Bonjour, mon cher adoré, bonjour mon bon petit homme. Il y a un an aujourd’hui que nous courionsa la grande route avec une perspective d’un mois et plus de bonheur à notre horizon. Aujourd’hui nous sommes à la veille de notre départ mais avec si peu de temps devant nous que je n’ose pas me réjouir. Avec cela je suis malade, j’ai encore passé une mauvaise nuit, pour peu que ça continue, tu seras forcé de m’abandonner au premier relai.
Mme Krafft était déjà partie à la pension de sa nièce quand Suzette y est allée. La femme de chambre a dit qu’elle lui dirait les deux nouveaux objets que je lui ai demandésb mais je ne pense pas qu’elle ait le temps, Mme Kraft, de penser à ce que je lui demande, et nous serons forcés d’acheter une casquette quelconque. Je t’aime, mon pauvre bien-aimé, je t’aime de toutes mes forces, ce n’est pas assez dire, je t’aime de toute mon âme. Je voudrais n’être plus malade, ça m’inquiète de ne pas sentir de mieux aujourd’hui. Peut-être que si je marchais et si je prenais un peu l’air, cela me ferait du bien. Mais tu ne peux pas me faire sortir, tu as tes affaires aussi et je comprends bien cela. Je vous aime, mon Toto chéri. Je tâcherai de me guérir pour jeudi. Il faudra que je sois morte si je n’y parviens pas. En attendant, je baise tes petits pieds adorables et adorés.

Juliette

BnF, Mss, NAF 16335, f. 167-168
Transcription d’Armelle Baty assistée de Gérard Pouchain.

a) « courrions ».
b) « demandé ».


14 août [1838], mardi soir, 6 h.

Je suis toujours bien souffrante, mon adoré, et je suis toujours plus désireuse et plus impatiente de te voir. Mme Kraft a envoyé son portier avec un paquet contenant un châle pour le voyage et une robe de mousseline de laine en pièce. Il paraît qu’elle tient à me donner une robe de cette étoffe, plus un chapeau fané à plumes.
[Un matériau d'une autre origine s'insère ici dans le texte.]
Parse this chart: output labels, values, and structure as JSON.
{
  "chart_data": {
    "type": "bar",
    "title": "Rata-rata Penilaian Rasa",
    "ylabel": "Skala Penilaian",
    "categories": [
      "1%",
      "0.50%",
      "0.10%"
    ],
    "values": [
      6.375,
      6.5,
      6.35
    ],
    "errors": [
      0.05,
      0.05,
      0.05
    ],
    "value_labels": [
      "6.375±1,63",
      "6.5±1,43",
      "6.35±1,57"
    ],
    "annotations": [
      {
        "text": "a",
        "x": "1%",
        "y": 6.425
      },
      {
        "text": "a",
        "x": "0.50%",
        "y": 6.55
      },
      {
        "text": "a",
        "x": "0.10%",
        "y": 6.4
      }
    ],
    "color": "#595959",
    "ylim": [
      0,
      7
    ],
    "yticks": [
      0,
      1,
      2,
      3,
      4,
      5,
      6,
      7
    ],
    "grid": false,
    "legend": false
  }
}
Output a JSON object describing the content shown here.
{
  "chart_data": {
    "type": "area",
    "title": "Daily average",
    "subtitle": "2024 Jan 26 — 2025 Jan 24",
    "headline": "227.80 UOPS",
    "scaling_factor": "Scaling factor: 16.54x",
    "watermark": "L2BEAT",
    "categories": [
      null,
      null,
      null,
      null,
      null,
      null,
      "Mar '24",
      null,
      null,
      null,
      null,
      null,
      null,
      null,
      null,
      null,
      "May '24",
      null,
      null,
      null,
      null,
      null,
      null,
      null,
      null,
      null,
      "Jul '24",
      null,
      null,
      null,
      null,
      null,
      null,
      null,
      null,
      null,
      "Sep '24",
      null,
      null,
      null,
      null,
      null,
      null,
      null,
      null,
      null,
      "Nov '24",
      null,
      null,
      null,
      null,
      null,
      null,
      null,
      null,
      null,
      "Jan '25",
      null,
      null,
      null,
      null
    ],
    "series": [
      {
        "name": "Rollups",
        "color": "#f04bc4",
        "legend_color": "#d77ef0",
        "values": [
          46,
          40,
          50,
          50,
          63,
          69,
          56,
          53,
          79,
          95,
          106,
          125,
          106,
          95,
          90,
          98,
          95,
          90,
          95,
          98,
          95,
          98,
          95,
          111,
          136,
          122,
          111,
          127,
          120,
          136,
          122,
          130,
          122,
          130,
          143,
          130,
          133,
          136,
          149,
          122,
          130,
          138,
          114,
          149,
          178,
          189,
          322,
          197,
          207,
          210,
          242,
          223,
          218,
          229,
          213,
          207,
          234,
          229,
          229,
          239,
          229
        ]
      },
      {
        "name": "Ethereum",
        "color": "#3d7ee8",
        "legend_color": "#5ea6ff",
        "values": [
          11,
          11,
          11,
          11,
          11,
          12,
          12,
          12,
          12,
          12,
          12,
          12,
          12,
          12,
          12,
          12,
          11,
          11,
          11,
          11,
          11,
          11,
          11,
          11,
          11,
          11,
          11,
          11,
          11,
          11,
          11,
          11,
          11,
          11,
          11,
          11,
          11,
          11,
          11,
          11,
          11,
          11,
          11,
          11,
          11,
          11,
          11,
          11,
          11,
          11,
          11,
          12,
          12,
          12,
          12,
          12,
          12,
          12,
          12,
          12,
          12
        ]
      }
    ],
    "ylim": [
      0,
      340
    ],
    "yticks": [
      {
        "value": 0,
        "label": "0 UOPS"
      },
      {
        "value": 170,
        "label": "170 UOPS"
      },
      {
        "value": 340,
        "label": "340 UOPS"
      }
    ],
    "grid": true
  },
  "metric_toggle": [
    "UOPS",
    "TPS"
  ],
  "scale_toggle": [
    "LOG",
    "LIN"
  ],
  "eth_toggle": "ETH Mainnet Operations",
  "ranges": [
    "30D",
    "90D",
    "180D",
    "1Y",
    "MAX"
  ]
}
Je l’ai renvoyé, non parce qu’il était fané mais parce que je ne peux pas monter sur une impériale avec un chapeau à plumes sans avoir l’air de Mme Gras-Boyaux [1]. En supprimant les plumes, il fallait un nœud de ruban rassorti et que je n’en ai ni le temps ni le talent. Cet envoi était accompagné d’une lettre que je n’ai pas ouverte. Le portier qui l’a apportée, m’a demandé une loge sans plus d’explication. J’ai écrit un mot à Mme Krafft pour la prévenir que je ne t’avais pas vu et que je ne savais pas quand je te verrais. Enfin, mon pauvre bien-aimé, je n’ai pas ce qui pouvait m’obliger, c’est-à-dire un chapeau quelconque. Il faudra que nous en achetions un, à moins qu’elle ne se ravise car je dois envoyer Suzette pour savoir si elle a un corseta lacé devant. Je t’écris toutes ces choses parce que je sais que tu y tiens quoique ce soit peu intéressant. Il paraît que tu ne veux pas me mener chez Mme Pierceau. Je savais bien qu’en te le demandant, c’était une raison pour t’en empêcher. Au moins tâche de me faire sortir car je suis très malade et de rester toujours enfermée me tue. Je t’aime, tu le sais trop bien.

Juliette

BnF, Mss, NAF 16335, f. 169-170
Transcription d’Armelle Baty assistée de Gérard Pouchain
[Blewer]

a) « corcet ».

Notes

[1Personnage comique populaire, épouse du Père Gras-Boyaux.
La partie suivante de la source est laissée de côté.